Wednesday, September 2, 2009

Batman And Robin: Or How I Learned To Stop Worrying And Tolerate Grant Morrison




So me and Grant Morrison are not the best of friends. I’ll be the first to admit that it could be me, and not him. I just don’t get it. While others see the best comics storyteller working today. Someone who understands and utilizes the form in a way that’s almost preternatural. I on the other hand do not.
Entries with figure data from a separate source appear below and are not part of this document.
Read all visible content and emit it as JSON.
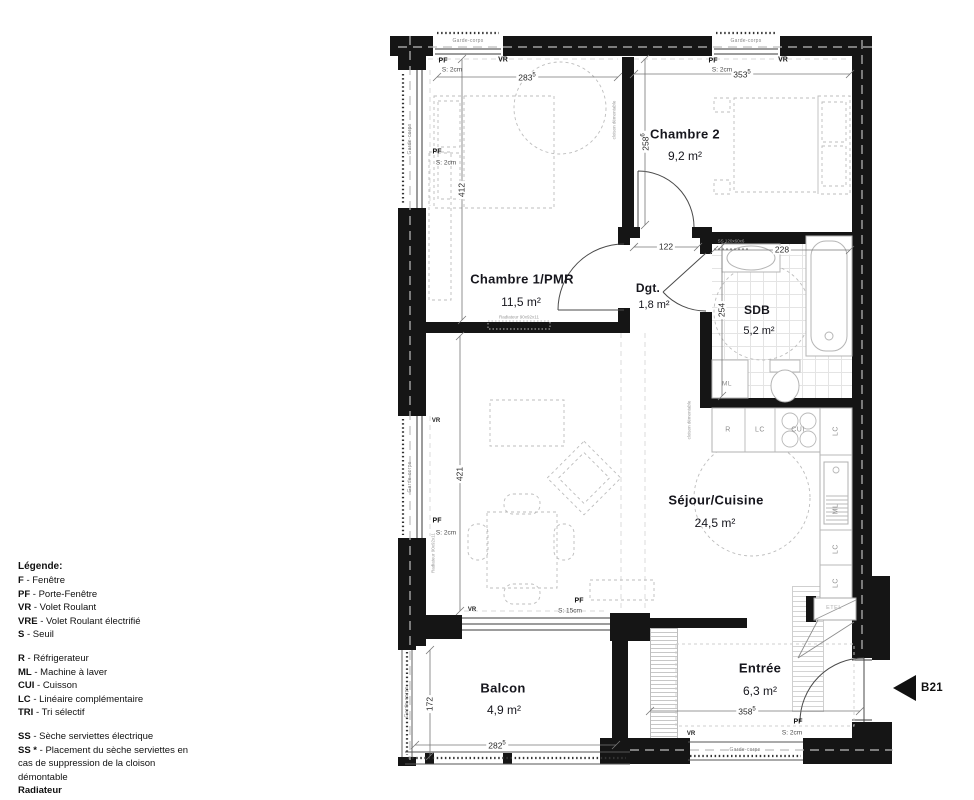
{
  "unit_label": "B21",
  "legend": {
    "title": "Légende:",
    "items1": [
      {
        "abbr": "F",
        "label": "- Fenêtre"
      },
      {
        "abbr": "PF",
        "label": "- Porte-Fenêtre"
      },
      {
        "abbr": "VR",
        "label": "- Volet Roulant"
      },
      {
        "abbr": "VRE",
        "label": "- Volet Roulant électrifié"
      },
      {
        "abbr": "S",
        "label": "- Seuil"
      }
    ],
    "items2": [
      {
        "abbr": "R",
        "label": "- Réfrigerateur"
      },
      {
        "abbr": "ML",
        "label": "- Machine à laver"
      },
      {
        "abbr": "CUI",
        "label": "- Cuisson"
      },
      {
        "abbr": "LC",
        "label": "- Linéaire complémentaire"
      },
      {
        "abbr": "TRI",
        "label": "- Tri sélectif"
      }
    ],
    "items3": [
      {
        "abbr": "SS",
        "label": "- Sèche serviettes électrique"
      },
      {
        "abbr": "SS *",
        "label": "- Placement du sèche serviettes en cas de suppression de la cloison démontable"
      }
    ],
    "footer": "Radiateur"
  },
  "rooms": {
    "chambre2": {
      "name": "Chambre 2",
      "area": "9,2 m²"
    },
    "chambre1": {
      "name": "Chambre 1/PMR",
      "area": "11,5 m²"
    },
    "dgt": {
      "name": "Dgt.",
      "area": "1,8 m²"
    },
    "sdb": {
      "name": "SDB",
      "area": "5,2 m²"
    },
    "sejour": {
      "name": "Séjour/Cuisine",
      "area": "24,5 m²"
    },
    "balcon": {
      "name": "Balcon",
      "area": "4,9 m²"
    },
    "entree": {
      "name": "Entrée",
      "area": "6,3 m²"
    }
  },
  "dims": {
    "d283": {
      "num": "283",
      "sup": "5"
    },
    "d353": {
      "num": "353",
      "sup": "5"
    },
    "d412": {
      "num": "412"
    },
    "d258": {
      "num": "258",
      "sup": "6"
    },
    "d122": {
      "num": "122"
    },
    "d228": {
      "num": "228"
    },
    "d254": {
      "num": "254"
    },
    "d421": {
      "num": "421"
    },
    "d172": {
      "num": "172"
    },
    "d282": {
      "num": "282",
      "sup": "5"
    },
    "d358": {
      "num": "358",
      "sup": "5"
    }
  },
  "openings": {
    "pf": "PF",
    "vr": "VR",
    "s2": "S: 2cm",
    "s15": "S: 15cm"
  },
  "kitchen": {
    "r": "R",
    "lc": "LC",
    "cui": "CUI",
    "ml": "ML",
    "etel": "ETEL"
  },
  "annotations": {
    "garde": "Garde-corps",
    "radiateur": "Radiateur 90x92x11",
    "cloison": "cloison démontable",
    "ss": "SS 120x60x6",
    "ml": "ML"
  }
}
I get no charge from Morrison's work. To be frank he’s kind of a bore, someone coasting on an overrated reputation, chaos magicks, and an ego that makes Alan Moore’s seem healthy. It’s not that I haven’t tried. I read Final Crisis with an ever growing sense of despair it. I didn’t understand that. And I mean that on a very basic narrative level. I couldn’t follow what was happening. It was like a chemistry book with superheroes doodled in it. Stuff like Animal Man and The Filth, where disappointingly (and in The Filth’s case depressingly) shallow, based upon their reputation. And as for his “classics” like All Star Superman, and Arkham Asylum. Well these too where problematic. For something that supposedly “got the essence of Superman perfectly” I can’t help but think he had remarkably few qualms about genetically engineering peoples fates. Arkham Asylum was also problematic. Though McKean’s art was beautiful (and also utterly inept narratively) and Morrison did script some arresting moments, the whole thing was too clever by half, and came out as the work of someone who didn’t really like Batman.

Which was kind of what I thought about Batman RIP the first time I read it. Though in interest of truth in criticism that particular piece works one hell of a lot better as a whole then in parts and featured a few truly stellar sequences. Still I can’t help but feel that it’s a flawed work at the very least.

I mention all of this only to underline how odd I found it when Morrison became responsible for one of the best Goddamn Batman stories I’ve ever read. A story centered around not one but two gimmicks that I was deeply skeptical about at first. It’s sort of amazing a true classic of the genre (And can we take a moment to savor the irony that it shares the name with the other Batman And Robin? OK Irony savored. Moving On).

So many comic writers seem like kids at a toybox dragging out two action figures to bang together for the thousandth time. And one thing I’ll say about Morrison, he’s never afraid to bring new elements into play. At the climax of this issue there are now two characters who feel like they’re destined to be lasting parts of The Batman universe, it feels like things matter, and frankly it’s a rush.

But we’re getting ahead of ourselves. Batman And Robin is based on two Morrison elements that I found, at the very least, quite questionable. Morrison giving Wayne a son in the form of the petulant, vicious Damien, and Morrison sending Wayne back to the caveman era to go write shit on the wall (I think? I’m not going to lie I have little to no idea what happened at the end of Final Crisis). Taking these two unstable elements, Morrison has somehow spun gold. Telling the story of Dick Grayson, attempting to fill Batman’s big shoes, while at the same time turning his sociopathic son into a somewhat acceptable Robin, while battling a new villain Professor Pig, and his creepy creepy Doll people, made for a compelling story. And while Morrison’s first two issues in the arc worked fine, in the third one he brings it all together.

It’s like this issue allowed me to briefly see the Grant Morrison everyone is always talking about. The one who knows how to write a scene like Professor Pyg’s monologue, which could ONLY work in comics. It works because the best version of it is happening in your head as it happens on the page. As a result it’s hilarious, disturbing, terrifying, and even a little sad, with a great punch line to boot (A punch line that incidentally happened to capture my exact reaction after reading The Filth).

Morrison it seems has also finally figured out how to write for Damien, by giving him just a smidgen of a moral center (though so much as to spoil the fun Morrison has writing him) he makes him infinitely more relatable. And by giving Damien his first failure, he sets up what appears to be one hell of a thread for the next arc in the series. All while still finding the time to work in one of the best moments from Batman RIP.

Batman And Robin seems vital in a way very few Comics appear these days. In a medium where every story is just a retcon away from obsolescence, Morrison’s story seems to matter. He’s setting up something great here, and when he brings Quitely back to end the run, I think it’ll be very clear that this is one of the true, few classics of superhero genre.